The X-ray surface brightness distribution from diffuse gas

We use simulations to predict the X-ray surface brightness distribution arising from hot, cosmologically distributed diffuse gas. The distribution is computed for two bands, 0.5-2 keV and 0.1-0.4 keV, using a cosmological-constant-dominated cosmology that fits many other observations. We examine a number of numerical issues such as resolution, simulation volume, and pixel size and show that the predicted mean background is sensitive to resolution such that higher resolution systematically increases the mean predicted background. Although this means that we can compute only lower bounds to the predicted level, these bounds are already quite restrictive. Since the observed extragalactic X-ray background is mostly accounted for by compact sources, the amount of the observed background attributable to diffuse gas is tightly constrained.
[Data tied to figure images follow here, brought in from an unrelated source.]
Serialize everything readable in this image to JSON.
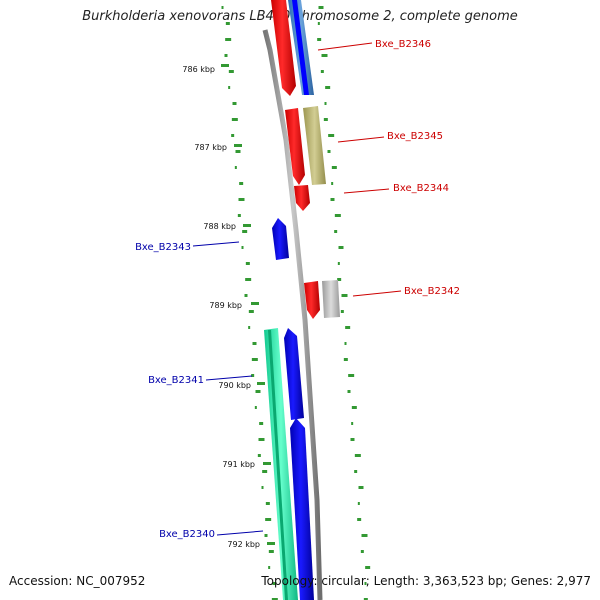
{
  "title": "Burkholderia xenovorans LB400 chromosome 2, complete genome",
  "accession_label": "Accession: NC_007952",
  "summary_label": "Topology: circular; Length: 3,363,523 bp; Genes: 2,977",
  "scale_labels": [
    "786 kbp",
    "787 kbp",
    "788 kbp",
    "789 kbp",
    "790 kbp",
    "791 kbp",
    "792 kbp"
  ],
  "genes_forward": [
    {
      "name": "Bxe_B2346",
      "color": "#cc0000"
    },
    {
      "name": "Bxe_B2345",
      "color": "#cc0000"
    },
    {
      "name": "Bxe_B2344",
      "color": "#cc0000"
    },
    {
      "name": "Bxe_B2342",
      "color": "#cc0000"
    }
  ],
  "genes_reverse": [
    {
      "name": "Bxe_B2343",
      "color": "#0000aa"
    },
    {
      "name": "Bxe_B2341",
      "color": "#0000aa"
    },
    {
      "name": "Bxe_B2340",
      "color": "#0000aa"
    }
  ],
  "colors": {
    "backbone": "#888888",
    "forward_cds": "#ff0000",
    "reverse_cds": "#0000ff",
    "tick": "#339933",
    "cog_blue": "#3a7fc8",
    "cog_olive": "#b6b06a",
    "cog_gray": "#b8b8b8",
    "cog_teal": "#22ddaa"
  }
}
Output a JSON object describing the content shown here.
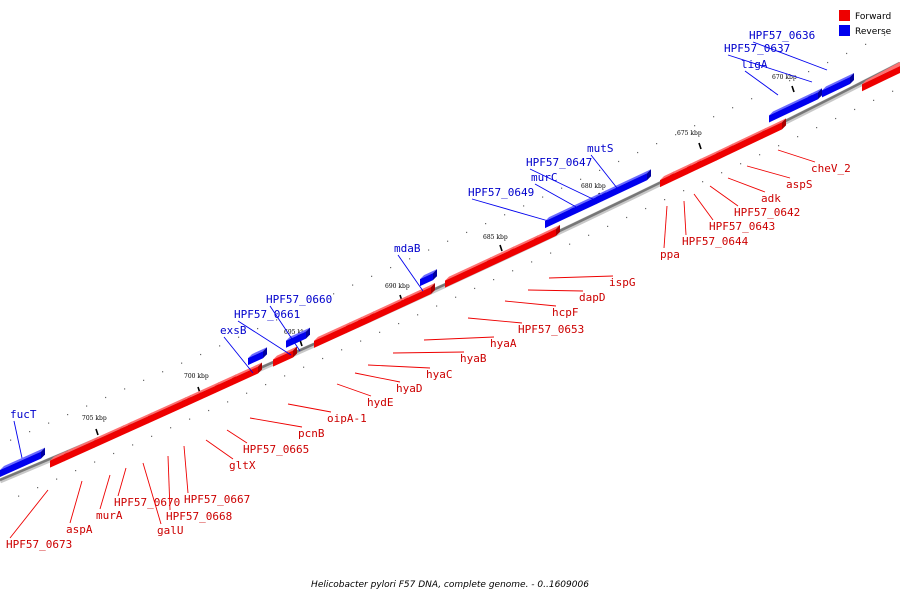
{
  "caption": "Helicobacter pylori F57 DNA, complete genome. - 0..1609006",
  "legend": [
    {
      "label": "Forward",
      "color": "#ee0000"
    },
    {
      "label": "Reverse",
      "color": "#0000ee"
    }
  ],
  "colors": {
    "forward": "#ee0000",
    "forward_top": "#ff7070",
    "forward_dark": "#a80000",
    "reverse": "#0000ee",
    "reverse_top": "#6a6aff",
    "reverse_dark": "#0000a0",
    "backbone": "#777777",
    "forward_label": "#cc0000",
    "reverse_label": "#0000cc"
  },
  "scale": {
    "ticks": [
      "705 kbp",
      "700 kbp",
      "695 kbp",
      "690 kbp",
      "685 kbp",
      "680 kbp",
      "675 kbp",
      "670 kbp"
    ]
  },
  "genes": [
    {
      "name": "HPF57_0673",
      "strand": "forward"
    },
    {
      "name": "aspA",
      "strand": "forward"
    },
    {
      "name": "murA",
      "strand": "forward"
    },
    {
      "name": "HPF57_0670",
      "strand": "forward"
    },
    {
      "name": "galU",
      "strand": "forward"
    },
    {
      "name": "HPF57_0668",
      "strand": "forward"
    },
    {
      "name": "HPF57_0667",
      "strand": "forward"
    },
    {
      "name": "gltX",
      "strand": "forward"
    },
    {
      "name": "HPF57_0665",
      "strand": "forward"
    },
    {
      "name": "pcnB",
      "strand": "forward"
    },
    {
      "name": "oipA-1",
      "strand": "forward"
    },
    {
      "name": "hydE",
      "strand": "forward"
    },
    {
      "name": "hyaD",
      "strand": "forward"
    },
    {
      "name": "hyaC",
      "strand": "forward"
    },
    {
      "name": "hyaB",
      "strand": "forward"
    },
    {
      "name": "hyaA",
      "strand": "forward"
    },
    {
      "name": "HPF57_0653",
      "strand": "forward"
    },
    {
      "name": "hcpF",
      "strand": "forward"
    },
    {
      "name": "dapD",
      "strand": "forward"
    },
    {
      "name": "ispG",
      "strand": "forward"
    },
    {
      "name": "ppa",
      "strand": "forward"
    },
    {
      "name": "HPF57_0644",
      "strand": "forward"
    },
    {
      "name": "HPF57_0643",
      "strand": "forward"
    },
    {
      "name": "HPF57_0642",
      "strand": "forward"
    },
    {
      "name": "adk",
      "strand": "forward"
    },
    {
      "name": "aspS",
      "strand": "forward"
    },
    {
      "name": "cheV_2",
      "strand": "forward"
    },
    {
      "name": "fucT",
      "strand": "reverse"
    },
    {
      "name": "exsB",
      "strand": "reverse"
    },
    {
      "name": "HPF57_0661",
      "strand": "reverse"
    },
    {
      "name": "HPF57_0660",
      "strand": "reverse"
    },
    {
      "name": "mdaB",
      "strand": "reverse"
    },
    {
      "name": "HPF57_0649",
      "strand": "reverse"
    },
    {
      "name": "murC",
      "strand": "reverse"
    },
    {
      "name": "HPF57_0647",
      "strand": "reverse"
    },
    {
      "name": "mutS",
      "strand": "reverse"
    },
    {
      "name": "ligA",
      "strand": "reverse"
    },
    {
      "name": "HPF57_0637",
      "strand": "reverse"
    },
    {
      "name": "HPF57_0636",
      "strand": "reverse"
    }
  ]
}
We show that without physical processes in addition to those included in the simulations (such as radiative cooling or nongravitational heating), both bands exceed observational limits. In order to examine the effect of nongravitational heating we explore a simple model of energy injection and show that if this is the only mechanism operating to suppress the background then substantial amounts of heating would be required (i.e., 5 keV per particle when averaged over all baryons). Finally, we also compute the distribution of surface brightness on the sky and show that it has a well-resolved characteristic shape. This shape is substantially modified by non-gravitational heating and can be used as a probe of such energy injection.